DIÁRIOS DE NOVA YORK 2005 - 1ª PARTE

24 de fevereiro de 2005

Amantes do cinema assinei este manifesto, pois já fomos derrubados no Cidade de Deus, que provocou uma virada lá nos velhinhos dos filmes estrangeiros. Agora lá vêm, eles em nome do espetáculo, colocar o Antonio Bandeiras para representar a América do Sul. É, continuamos cucarachas. O manifesto me foi enviado pelo Walter Salles.

 

" Dos criadores e amigos de Diários de Motocicleta

Diários de Motocicleta é um projeto que demorou cinco anos para convertesse em realidade. Durante esse período, os atores e a equipe, provenientes principalmente da Argentina, Chile, Perú, México, Uruguai e Brasil, compartilharam o sonho coletivo de explorar as raizes da identidade do nosso continente. Produção independente da companhia produtora de Robert Redford, South Fork, Diários de Motocicleta é baseada nos diários escritos por dois jovens argentinos, Ernesto Guevara e Alberto Granado, que deixaram seu país de origem para descobrir a América do Sul. Diários de Motocicleta já foi visto sido por 10 milhões de espectadores ao redor do mundo. A película recebeu mais de 40 prêmios internacionais e/ou indicações, incluindo Sete nominações da Academia Britânica de Cinema, como também indicações para o Cesar francês e para o prêmio Goya espanhol, e duas indicações para o Oscar. Recentemente a produção ganhou um prêmio Goya de Melhor Roteiro Adaptado e, dois prêmios BAFTA (Oscar britânico) por, Melhor filme Estrangeiro e Melhor trilha Sonora. Uma das indicações ao Oscar foi dada ao filme por sua canção Al Otro Lado del Rio (O Outro Lado do Rio) ou The Other Side of the River. Composta e interpretada pelo brilhante artista uruguaio Jorge Drexler, Al Outro Lado del Río fala das opções morais e éticas pelas quais o jovem Ernesto Guevara optou quando se viu confrontado com as desigualdades sociais e políticas da América do Sul. É gratificante que a importante contribuição de Drexler ao filme tenha sido honrada desta forma.

De fato, é a primeira vez que, uma canção escrita e cantada em espanhol é indicada ao Oscar.
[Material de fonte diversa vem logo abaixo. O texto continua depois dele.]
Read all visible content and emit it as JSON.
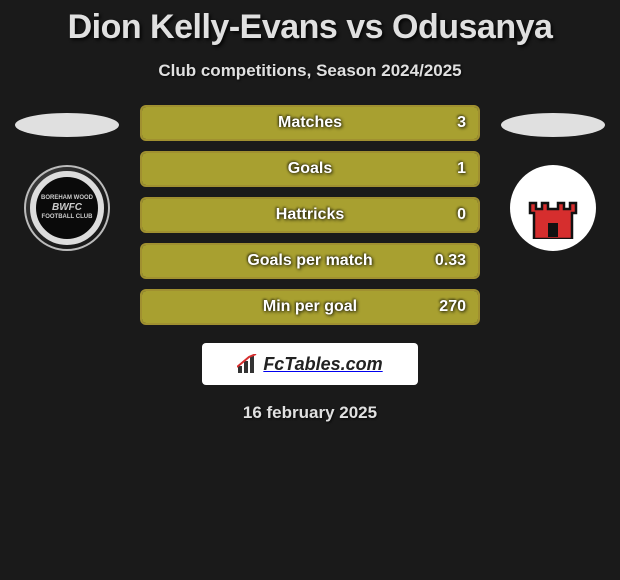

Entretanto, para nossa surpresa, nos inteiramos recentemente que Jorge Drexler não seria convidado a interpretar sua canção na cerimônia de entrega do Oscar. Esta decisão unilateral, dos produtores de TV da transmissão do Oscar, foi tomada sem consultar previamente ao artista que criou Al Otro Lado del Río ou aqueles que trabalharam na película durante muitos anos. Fora isso, para substituir Drexler, os mesmos produtores de TV optaram por não considerar nenhum artista oriundo do continente retratado por Diários de Motocicleta. Nós, que estivemos profundamente envolvidos na criação e realização de deste filme durante os últimos cinco anos, gostaríamos de expressar nossa profunda insatisfação por aquilo que nos parece não só eticamente como também esteticamente inaceitável. A decisão que nos há sido imposta de um maneira autocrática não é somente uma falta de respeito pelo artista como autor, como também mostra um profundo desconhecimento das matizes culturais e as diferenças que existem no nosso continente. Durante o processo de realização do filme, nos demos conta de que a ignorância, com relação a quem somos e de onde viemos é no mínimo o centro de nossos problemas estruturais.

A maneira como nossa cultura é continuamente distorcida, fora de nossas fronteiras é parte integral desta equação. Tomando decisões baseadas, unicamente em valores de mercado sem nenhuma consideração, pelas diferenças culturais em jogo, os produtores do Prêmios da Academia levaram essa distorção, seja deliberadamente ou inadvertidamente, um pouco mais longe, e o fazendo hão demonstrado, lamentavelmente, uma extrema ignorância e desprezo pela natureza do trabalho, sua voz e o que ela comunica. Diarios de Motocicleta é uma película que trata sobre o respeito a identidade e à cultura de um povo - e não sobre a trivialidade do encobrimento de suas especificidades. É irônico que um aspecto artístico é chave do filme não está sendo respeitado justamente no momento em que se supõe que ela é honrada. Aqueles de nós que temos estado profundamente envolvidos no filme, reprovamos esta decisão."